After finishing his rounds, Dr. Wei returned to the duty room, put down the medical record folder, and said to the two doctors, "I'll still be there. Call me if you need anything." The two nodded, and I thought I heard a slight sigh. I glanced at them and saw pity on their faces. Why? I followed behind him, watching where he went.
He went up the stairs to another floor. This floor was even quieter, without a sound. The corridor lights were dimmer, making it feel eerily like a morgue. I became increasingly uneasy. What was he doing here? He said, "I'm still there," meaning that he wasn't in the duty room during his shifts, but went to another place, and he went there every day, and everyone knew he went there.
At the end of the corridor, he opened the door to a hospital room and turned on a small lamp. It was a single room with only one bed. One person was lying on the bed, and several bottles hung on the IV stand beside the bed. A pot of jasmine flowers sat on the bedside table. Small white blossoms were blooming among the emerald green leaves, but I couldn't smell the fragrance of jasmine.
Who is that person lying there? I was too scared to go closer to look.
The small ward had a private bathroom. Dr. Wei went in to wash his hands and face. How many times a day does he wash his hands? Doesn't he get all skin raw? I hid in a corner, hugging myself. The mystery was about to be revealed, and I didn't know if I could accept it. Dr. Wei came out after washing his hands, dried them, warmed them on his face, walked to the bedside, bent down to kiss the face of the person on the bed, and then whispered, "Xiao Ye, I just went to summon your soul. Aren't you coming back?"
I covered my mouth with my fist and sobbed.

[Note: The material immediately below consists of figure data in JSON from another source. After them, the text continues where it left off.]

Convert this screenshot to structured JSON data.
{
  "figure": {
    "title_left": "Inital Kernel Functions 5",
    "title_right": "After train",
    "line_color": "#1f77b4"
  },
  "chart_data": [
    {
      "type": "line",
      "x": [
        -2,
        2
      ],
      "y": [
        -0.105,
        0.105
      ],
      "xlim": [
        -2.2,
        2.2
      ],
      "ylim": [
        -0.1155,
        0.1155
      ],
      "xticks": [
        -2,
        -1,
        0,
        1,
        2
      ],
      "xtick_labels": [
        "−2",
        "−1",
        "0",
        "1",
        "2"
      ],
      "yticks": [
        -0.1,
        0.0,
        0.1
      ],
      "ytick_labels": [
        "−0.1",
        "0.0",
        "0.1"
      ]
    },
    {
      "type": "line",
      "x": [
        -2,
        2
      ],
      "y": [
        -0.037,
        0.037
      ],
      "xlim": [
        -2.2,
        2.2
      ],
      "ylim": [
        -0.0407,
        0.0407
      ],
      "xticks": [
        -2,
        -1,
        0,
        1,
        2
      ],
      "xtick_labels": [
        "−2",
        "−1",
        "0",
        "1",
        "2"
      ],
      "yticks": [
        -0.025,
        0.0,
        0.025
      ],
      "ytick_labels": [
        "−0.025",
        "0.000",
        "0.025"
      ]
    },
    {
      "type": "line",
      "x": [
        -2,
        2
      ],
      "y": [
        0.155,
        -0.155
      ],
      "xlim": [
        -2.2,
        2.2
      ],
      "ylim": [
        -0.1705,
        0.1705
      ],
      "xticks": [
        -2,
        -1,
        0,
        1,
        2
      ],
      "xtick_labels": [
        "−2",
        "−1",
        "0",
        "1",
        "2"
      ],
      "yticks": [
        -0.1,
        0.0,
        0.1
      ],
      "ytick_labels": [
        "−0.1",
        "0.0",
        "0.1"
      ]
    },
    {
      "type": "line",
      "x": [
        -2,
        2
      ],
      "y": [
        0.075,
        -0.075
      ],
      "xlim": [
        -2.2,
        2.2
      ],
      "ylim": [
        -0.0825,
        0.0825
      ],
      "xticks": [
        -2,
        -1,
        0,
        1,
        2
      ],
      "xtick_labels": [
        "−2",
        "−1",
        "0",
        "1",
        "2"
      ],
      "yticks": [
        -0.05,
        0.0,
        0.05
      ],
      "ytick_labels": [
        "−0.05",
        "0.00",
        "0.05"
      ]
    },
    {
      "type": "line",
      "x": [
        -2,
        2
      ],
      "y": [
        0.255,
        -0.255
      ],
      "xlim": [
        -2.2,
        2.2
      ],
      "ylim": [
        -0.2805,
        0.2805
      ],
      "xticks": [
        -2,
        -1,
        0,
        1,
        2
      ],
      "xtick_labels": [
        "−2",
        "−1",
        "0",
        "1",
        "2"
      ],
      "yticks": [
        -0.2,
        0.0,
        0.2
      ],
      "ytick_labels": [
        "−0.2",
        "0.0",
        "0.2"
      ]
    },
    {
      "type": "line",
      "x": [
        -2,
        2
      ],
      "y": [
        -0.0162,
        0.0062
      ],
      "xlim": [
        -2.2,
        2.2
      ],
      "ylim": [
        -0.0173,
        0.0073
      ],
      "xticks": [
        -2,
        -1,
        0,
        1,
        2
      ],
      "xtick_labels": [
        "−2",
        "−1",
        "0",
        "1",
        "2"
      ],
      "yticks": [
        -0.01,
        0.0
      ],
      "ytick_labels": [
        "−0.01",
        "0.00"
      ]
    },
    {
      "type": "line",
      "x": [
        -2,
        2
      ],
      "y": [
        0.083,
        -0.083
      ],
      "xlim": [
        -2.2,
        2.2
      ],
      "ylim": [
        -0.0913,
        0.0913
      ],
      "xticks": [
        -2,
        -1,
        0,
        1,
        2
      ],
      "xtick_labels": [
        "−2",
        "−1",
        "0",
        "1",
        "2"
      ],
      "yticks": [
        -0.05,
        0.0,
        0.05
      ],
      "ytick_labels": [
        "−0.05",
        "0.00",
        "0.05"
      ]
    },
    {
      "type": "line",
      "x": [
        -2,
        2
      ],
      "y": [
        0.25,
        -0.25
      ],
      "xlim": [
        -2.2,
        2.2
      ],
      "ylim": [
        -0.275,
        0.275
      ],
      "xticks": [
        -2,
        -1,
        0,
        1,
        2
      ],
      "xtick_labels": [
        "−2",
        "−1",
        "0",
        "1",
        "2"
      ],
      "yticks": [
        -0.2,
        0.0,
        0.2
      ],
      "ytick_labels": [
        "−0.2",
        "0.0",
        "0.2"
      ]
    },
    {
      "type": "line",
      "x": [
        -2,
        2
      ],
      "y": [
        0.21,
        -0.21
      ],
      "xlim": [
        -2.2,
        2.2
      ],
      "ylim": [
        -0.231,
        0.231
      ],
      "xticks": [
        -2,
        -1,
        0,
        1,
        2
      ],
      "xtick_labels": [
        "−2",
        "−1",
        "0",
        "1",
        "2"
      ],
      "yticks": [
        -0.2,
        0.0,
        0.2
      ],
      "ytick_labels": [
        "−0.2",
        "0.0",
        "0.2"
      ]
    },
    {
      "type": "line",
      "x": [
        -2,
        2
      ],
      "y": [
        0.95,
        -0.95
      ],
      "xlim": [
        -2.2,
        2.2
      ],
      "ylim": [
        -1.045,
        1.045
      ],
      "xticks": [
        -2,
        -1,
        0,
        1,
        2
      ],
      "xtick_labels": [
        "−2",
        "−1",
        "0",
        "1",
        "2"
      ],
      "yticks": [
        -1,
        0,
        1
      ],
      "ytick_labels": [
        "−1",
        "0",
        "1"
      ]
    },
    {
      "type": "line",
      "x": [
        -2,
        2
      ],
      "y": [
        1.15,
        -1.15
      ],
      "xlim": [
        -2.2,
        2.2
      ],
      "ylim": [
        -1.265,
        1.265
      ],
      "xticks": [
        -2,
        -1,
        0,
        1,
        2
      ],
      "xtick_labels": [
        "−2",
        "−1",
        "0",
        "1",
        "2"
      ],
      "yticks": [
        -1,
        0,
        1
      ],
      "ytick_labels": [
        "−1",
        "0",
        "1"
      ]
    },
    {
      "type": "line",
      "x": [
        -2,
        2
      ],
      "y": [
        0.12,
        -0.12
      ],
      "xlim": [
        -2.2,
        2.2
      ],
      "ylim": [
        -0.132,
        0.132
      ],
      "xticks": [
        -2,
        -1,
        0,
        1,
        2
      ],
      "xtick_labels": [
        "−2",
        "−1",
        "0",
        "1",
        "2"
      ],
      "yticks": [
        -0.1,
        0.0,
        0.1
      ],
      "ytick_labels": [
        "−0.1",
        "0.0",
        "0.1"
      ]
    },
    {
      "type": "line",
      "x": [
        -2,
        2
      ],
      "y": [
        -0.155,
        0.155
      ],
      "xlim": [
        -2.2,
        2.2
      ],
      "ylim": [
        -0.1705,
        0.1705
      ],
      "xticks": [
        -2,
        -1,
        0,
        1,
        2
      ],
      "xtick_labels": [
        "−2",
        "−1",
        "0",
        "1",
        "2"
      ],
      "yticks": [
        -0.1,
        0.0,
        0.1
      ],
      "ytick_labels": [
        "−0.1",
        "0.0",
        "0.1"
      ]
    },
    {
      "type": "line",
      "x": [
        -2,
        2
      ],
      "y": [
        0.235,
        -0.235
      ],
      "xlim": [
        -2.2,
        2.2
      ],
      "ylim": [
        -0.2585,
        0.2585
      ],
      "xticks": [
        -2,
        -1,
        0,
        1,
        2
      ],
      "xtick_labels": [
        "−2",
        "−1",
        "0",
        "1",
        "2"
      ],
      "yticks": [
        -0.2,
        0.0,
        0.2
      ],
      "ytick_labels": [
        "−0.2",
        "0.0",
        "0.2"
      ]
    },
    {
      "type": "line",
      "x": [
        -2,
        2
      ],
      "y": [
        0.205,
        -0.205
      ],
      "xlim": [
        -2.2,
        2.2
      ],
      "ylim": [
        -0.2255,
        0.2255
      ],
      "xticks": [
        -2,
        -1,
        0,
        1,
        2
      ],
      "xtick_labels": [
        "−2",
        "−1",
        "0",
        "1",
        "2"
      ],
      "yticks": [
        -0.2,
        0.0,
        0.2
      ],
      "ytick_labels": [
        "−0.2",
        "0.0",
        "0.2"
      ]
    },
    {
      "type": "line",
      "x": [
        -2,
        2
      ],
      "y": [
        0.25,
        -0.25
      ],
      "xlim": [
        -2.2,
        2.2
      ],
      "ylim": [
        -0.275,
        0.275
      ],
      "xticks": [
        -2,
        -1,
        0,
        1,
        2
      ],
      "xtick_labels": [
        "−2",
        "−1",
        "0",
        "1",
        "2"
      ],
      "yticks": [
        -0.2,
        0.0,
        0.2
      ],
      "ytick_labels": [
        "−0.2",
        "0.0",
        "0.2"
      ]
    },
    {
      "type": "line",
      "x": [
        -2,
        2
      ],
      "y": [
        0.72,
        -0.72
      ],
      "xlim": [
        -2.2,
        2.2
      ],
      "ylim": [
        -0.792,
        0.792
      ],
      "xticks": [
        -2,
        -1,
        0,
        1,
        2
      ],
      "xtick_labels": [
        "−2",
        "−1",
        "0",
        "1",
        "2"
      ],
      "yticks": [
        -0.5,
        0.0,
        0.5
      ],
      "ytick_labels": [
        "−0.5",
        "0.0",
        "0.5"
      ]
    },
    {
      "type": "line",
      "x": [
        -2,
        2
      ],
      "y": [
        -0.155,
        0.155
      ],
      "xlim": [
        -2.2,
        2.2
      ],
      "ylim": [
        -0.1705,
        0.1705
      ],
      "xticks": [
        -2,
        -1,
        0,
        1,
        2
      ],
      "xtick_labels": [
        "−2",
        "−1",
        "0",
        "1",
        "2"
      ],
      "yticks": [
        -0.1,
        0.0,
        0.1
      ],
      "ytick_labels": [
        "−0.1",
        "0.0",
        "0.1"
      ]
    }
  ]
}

"You've become addicted to being a ghost, and you don't want to come back? Is the ghost world so interesting that you'd rather be a ghost than wake up and stay with me?" He took the person on the bed's hand and placed it on his face. "Being a ghost is fun, you'll go eventually, why are you in such a hurry?" He held the person's hand and began to massage. He massaged her arms, shoulders, this one, that one. Then he helped her sit up, letting her lean on his shoulder, and massaged her back and waist. He lowered her upper body and massaged her legs and feet. He turned her over, threatening her, "If you lie down again, you'll get bedsores. Don't complain to me then, I don't want to hear it." After finishing the whole massage, he finally put his "ghost ear" to the person's abdomen, listened, and said, "The baby is developing very well." Then I heard him cry. He said, "You silly girl, you're willing to risk your life for a child."
I sobbed uncontrollably. I touched my belly, which was slightly swollen; there really was a child there. I went to him to comfort him, to put my hand on his trembling shoulder, to tell him that I was back, that I would rather die than die for him and our child, that I had no regrets, that I had no regrets, that I had no regrets about our child.
Then I saw the most incredible thing in the world: a very faint shadow slowly rose from my body on the bed. This shadow was transparent, as transparent as a piece of glass, as transparent as a wisp of water vapor, as transparent as a ghost. Through that shadow, I could see the green leaves and white flowers of the jasmine behind her. The transparent shadow slowly sat up, reached out a pair of transparent hands to caress Dr. Wei, who was pressed against her abdomen, gently bent down, pressed her face against his back, and tenderly kissed the back of his neck and his cheek.